1)      Stretching  of balloon requires  force which is provided by  weight of the water and also pressure of the water but not volume of water.    If you attach  a lesser length tube to the balloon,  the stretch in the balloon pushes the water up and water spills  out  bringing the balloon to its normal un stretched  condition but when you fix a lengthy tube (vertically),  water will  rise  to some height  corresponding to the force and pressure offered by the stretch of the balloon and stops at that height holding the balloon in stretched condition.

2)      When you immerse the water balloon with lengthy vertical tube attached to it  in water,  the balloon experiences pressure / force from  outside water which allows it to push  more water into the vertical tube.    The deeper the balloon pushed into the water,  it experiences more pressure and hence pushes more water into the tube.  (it works just like  a pressure indicator, indicating pressure at depth).

3)      When  water balloon is  immersed  in water  it loses its weight totally  with respect to external measuring balance (ie.,  if you fix this water balloon to a spring balance  and then immerse it in water,  the spring balance shows zero weight) because density of water in balloon and outside water  is same.  Rising of water level in the  container is immaterial  as it happens  when you immerse any solid material in water.   But this solid material immersed in water  loses its weight with respect to external spring balance depending on upthrust  of water as per the laws of Archimedes.

4)      Because the water balloon loses its weight with respect external force,  it can be easily moved inside the water applying a very little force.   When you  push the balloon deep in water, it displaces more water into the tube which in turn displaces air  present in upper portion of the tube to the exit  and  air comes out in the form of bubbles with huge force.   

5)      The energy required to move the balloon inside the water container is negligible  whereas air bubbles come out of the other container  with huge force.

6)      By  providing a valve or plug on the tube you can repeat the cycle moving balloon up and down with very little input energy and get comparatively high energy output in the form  of  air bubbles emerging out.

Vineet.K.

[TinselKoala]

Vineet, have you actually done this experiment yourself? 

Your description, if I am understanding you correctly, is not the way objects behave in reality.

When you fill a balloon with water it is primarily the volume that stretches the balloon, not the weight of the water.
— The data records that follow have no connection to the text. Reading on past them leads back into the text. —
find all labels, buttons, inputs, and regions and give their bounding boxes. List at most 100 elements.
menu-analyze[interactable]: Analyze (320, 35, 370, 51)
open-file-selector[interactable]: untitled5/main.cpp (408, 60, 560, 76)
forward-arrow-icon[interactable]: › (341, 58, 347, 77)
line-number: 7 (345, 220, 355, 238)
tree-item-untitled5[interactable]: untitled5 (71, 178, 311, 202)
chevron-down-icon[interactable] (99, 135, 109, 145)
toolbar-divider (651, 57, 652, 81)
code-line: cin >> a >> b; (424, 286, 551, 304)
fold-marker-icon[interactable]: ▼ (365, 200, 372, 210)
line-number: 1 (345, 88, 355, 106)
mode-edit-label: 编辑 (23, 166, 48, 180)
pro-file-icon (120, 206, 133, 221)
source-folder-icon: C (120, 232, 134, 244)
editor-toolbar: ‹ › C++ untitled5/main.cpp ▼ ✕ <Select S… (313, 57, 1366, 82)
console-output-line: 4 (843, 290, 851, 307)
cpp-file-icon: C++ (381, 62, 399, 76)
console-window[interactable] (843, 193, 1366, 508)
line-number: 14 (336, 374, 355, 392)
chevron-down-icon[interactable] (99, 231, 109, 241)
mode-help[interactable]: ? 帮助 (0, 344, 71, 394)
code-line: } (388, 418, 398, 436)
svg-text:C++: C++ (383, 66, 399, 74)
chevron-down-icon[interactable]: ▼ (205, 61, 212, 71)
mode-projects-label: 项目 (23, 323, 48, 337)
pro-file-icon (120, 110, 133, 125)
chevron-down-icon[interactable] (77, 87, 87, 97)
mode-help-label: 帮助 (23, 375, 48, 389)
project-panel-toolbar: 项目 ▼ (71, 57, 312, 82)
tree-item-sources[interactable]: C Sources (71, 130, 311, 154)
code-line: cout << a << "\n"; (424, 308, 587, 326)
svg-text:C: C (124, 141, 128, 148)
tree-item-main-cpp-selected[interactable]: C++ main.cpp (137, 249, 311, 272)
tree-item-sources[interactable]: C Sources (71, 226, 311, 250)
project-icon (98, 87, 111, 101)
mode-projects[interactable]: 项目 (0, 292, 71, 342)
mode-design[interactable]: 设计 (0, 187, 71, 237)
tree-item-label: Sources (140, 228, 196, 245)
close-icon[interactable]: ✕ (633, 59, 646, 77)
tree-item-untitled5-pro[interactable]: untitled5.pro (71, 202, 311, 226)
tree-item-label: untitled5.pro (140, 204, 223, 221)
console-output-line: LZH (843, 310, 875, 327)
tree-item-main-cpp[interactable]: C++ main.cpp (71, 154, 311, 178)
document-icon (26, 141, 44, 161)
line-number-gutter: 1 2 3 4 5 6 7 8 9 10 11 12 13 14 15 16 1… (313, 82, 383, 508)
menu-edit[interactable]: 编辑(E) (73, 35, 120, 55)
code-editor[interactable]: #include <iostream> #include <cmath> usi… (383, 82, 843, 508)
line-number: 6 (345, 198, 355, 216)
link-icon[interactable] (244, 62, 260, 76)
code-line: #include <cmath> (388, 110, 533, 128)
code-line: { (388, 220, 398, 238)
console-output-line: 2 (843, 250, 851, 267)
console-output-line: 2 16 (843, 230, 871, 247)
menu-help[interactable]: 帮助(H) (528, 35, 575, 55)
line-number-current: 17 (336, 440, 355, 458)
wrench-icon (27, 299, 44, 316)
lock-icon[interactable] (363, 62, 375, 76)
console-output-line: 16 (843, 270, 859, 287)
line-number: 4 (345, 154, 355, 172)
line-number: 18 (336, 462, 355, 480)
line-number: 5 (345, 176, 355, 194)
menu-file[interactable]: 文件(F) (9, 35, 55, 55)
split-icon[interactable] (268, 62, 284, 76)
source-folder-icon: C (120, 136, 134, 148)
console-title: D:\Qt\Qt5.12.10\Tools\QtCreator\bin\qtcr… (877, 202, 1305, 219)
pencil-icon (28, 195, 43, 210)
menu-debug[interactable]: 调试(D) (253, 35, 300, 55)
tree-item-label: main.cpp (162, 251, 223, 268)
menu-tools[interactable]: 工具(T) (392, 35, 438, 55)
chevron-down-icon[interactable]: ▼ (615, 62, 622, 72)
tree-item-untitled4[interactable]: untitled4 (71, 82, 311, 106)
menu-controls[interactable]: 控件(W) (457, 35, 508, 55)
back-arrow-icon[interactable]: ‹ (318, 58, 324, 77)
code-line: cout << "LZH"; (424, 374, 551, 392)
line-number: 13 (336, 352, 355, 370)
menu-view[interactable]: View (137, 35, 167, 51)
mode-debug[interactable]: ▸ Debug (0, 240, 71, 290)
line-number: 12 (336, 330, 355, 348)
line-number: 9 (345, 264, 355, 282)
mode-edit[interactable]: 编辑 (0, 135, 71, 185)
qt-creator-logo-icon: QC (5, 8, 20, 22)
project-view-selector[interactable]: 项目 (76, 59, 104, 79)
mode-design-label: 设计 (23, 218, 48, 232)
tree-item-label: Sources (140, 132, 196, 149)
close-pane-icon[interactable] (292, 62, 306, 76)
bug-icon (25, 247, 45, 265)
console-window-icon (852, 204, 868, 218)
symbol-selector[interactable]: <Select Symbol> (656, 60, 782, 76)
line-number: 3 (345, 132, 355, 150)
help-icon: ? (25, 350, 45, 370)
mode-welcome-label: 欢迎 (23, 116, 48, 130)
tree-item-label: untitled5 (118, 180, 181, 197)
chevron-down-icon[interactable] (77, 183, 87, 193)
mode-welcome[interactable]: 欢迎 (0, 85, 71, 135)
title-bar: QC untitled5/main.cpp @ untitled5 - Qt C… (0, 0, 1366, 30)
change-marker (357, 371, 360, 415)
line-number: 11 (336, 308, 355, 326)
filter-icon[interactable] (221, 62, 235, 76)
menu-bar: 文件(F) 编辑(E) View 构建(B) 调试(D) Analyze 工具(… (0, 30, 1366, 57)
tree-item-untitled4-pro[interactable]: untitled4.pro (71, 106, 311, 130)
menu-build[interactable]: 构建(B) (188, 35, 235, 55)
You can prove this to yourself very easily.

Fill a balloon with red-colored water to the extent required for your experiment,  and tie a knot in the end. No Air !!

Put this balloon into a bucket of water. Does the balloon shrink or expand? Its weight has "decreased".... but it still encloses the same volume and its skin still has the same overall tension. If you punch a hole in the submerged balloon,  now it will leak out the red water until the balloon's skin is relaxed again.

It is the volume inside the balloon that determines its tension. When  you have a balloon filled with water hanging in air, some of the tension in the skin is caused by the weight of the water but to get the effect you are describing you obviously have to put enough water in the balloon to stretch it substantially.

And don't forget: for any gravity or buoyancy effect to be useful, it has to be repeated in a cycle. If your first cycle depends on stored energy-- as yours does -- and the energy must be replaced for the cycle to repeat.... then you've got a problem. Who is filling up that balloon in the first place, working against its skin tension? Who lifted the water to do that with? What did it cost?